Their tools are made of stone and bone, wood and bamboo. A few of the more exotic materials, such as seashells, furs, feathers and the finest woods, reach the Grand Valley along the native trade routes. Metals, and even pottery, were unknown to the Dani, but despite their primitive tools, their houses and gardens are complex. Their settlements are collections of compounds enclosed by a stockade, within which are four kinds of structures, arranged according to a traditional pattern. At one end of the oval courtyard is the circular domed men’s house. On both sides were long rectangular family or cooking houses and smaller circular structures in which each woman slept with certain smaller children and her husband, when he was not in the men’s house.

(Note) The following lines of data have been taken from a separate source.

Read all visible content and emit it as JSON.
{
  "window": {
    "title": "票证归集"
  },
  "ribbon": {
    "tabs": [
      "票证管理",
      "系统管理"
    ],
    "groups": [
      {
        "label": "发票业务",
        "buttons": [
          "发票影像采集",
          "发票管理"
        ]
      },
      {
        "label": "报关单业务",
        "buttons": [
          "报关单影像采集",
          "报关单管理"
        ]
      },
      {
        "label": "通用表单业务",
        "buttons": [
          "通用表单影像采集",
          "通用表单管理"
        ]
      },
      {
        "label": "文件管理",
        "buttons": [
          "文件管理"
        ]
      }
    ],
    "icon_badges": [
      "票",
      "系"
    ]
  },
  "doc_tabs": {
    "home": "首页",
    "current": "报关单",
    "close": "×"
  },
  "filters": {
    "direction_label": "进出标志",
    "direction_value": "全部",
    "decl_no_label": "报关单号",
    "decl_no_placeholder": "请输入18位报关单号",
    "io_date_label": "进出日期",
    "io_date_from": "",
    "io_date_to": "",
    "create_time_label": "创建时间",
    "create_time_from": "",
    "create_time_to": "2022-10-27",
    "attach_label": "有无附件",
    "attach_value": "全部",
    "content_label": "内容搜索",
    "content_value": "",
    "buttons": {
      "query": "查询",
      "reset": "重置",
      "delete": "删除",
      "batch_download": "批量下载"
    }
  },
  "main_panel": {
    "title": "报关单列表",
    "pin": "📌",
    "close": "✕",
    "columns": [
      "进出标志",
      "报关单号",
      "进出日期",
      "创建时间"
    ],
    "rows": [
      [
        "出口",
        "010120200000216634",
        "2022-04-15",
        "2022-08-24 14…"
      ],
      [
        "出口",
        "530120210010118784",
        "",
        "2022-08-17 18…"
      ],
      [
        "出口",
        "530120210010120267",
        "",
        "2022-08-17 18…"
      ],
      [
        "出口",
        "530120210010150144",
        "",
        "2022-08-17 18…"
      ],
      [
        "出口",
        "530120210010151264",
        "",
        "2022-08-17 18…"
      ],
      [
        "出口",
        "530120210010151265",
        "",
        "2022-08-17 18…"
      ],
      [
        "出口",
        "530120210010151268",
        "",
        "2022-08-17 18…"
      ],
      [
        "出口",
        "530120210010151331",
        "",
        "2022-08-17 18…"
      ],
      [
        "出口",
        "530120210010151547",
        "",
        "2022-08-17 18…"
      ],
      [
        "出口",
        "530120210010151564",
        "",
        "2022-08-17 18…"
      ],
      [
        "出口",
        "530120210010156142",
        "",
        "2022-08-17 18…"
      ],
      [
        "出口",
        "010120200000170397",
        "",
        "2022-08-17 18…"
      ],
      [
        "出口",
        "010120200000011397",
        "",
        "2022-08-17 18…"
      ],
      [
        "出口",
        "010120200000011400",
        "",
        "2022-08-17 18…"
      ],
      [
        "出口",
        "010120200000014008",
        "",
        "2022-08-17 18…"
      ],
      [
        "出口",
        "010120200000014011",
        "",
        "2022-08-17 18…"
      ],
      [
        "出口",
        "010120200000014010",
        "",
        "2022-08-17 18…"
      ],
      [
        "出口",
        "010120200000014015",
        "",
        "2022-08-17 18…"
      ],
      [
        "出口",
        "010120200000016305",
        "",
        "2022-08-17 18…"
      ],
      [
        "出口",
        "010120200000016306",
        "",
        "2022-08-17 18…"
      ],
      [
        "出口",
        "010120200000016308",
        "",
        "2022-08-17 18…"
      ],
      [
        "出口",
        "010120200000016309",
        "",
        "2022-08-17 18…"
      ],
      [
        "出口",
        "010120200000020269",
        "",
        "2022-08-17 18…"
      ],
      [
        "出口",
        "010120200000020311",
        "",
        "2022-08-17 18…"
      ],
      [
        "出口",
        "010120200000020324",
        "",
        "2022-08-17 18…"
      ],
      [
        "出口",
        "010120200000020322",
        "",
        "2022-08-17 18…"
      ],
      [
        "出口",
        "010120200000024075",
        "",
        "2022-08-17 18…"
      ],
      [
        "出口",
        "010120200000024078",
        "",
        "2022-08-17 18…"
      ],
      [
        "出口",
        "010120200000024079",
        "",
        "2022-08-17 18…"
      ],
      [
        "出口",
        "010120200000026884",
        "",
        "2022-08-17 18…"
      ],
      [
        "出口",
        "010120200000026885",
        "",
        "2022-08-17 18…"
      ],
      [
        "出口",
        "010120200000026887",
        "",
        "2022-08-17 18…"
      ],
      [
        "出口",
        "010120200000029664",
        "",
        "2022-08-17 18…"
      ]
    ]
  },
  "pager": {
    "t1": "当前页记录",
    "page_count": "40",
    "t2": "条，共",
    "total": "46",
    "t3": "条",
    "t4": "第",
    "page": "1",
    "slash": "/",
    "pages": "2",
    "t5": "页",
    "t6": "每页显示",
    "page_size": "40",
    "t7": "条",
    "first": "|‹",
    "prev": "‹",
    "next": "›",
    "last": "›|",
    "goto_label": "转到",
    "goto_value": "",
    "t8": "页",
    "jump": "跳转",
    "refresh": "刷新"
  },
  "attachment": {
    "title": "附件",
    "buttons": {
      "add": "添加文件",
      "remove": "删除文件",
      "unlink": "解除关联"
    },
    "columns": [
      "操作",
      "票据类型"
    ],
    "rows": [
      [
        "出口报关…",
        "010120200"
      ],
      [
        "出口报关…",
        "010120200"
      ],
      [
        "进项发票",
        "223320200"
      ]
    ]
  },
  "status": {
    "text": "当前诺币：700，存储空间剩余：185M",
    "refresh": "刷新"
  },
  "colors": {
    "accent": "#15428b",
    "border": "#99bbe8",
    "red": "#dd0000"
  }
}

Finally there are houses divided into stables where the pigs were kept. More about their houses I wrote here.

 

The men only wear long and thin sheaths for penis (kotekas), and the women short skirts woven from orchid fibers, decorated with straw, and woven bags (noken) across their backs. Their fondness for "dressing up" shows the most during the time of war, when put boar tusks in their noses, and headdresses made of Paradise birds feathers. Dani occupied one of the most fertile parts of Papua, so they often had to fight for their territory. Actually ritual small-scale warfare between rival villages is integral to their traditional culture, with much time spent preparing weapons, engaging in both mock and real battle, and treating any resulting injuries. Some sources say that they practiced cannibalism, others the opposite. Anyway, they were the most dreaded head-hunting tribe on the island. The tribe is also notorious for the custom that if someone dies in the village, each of his female relatives will have a segment of their finger cut off.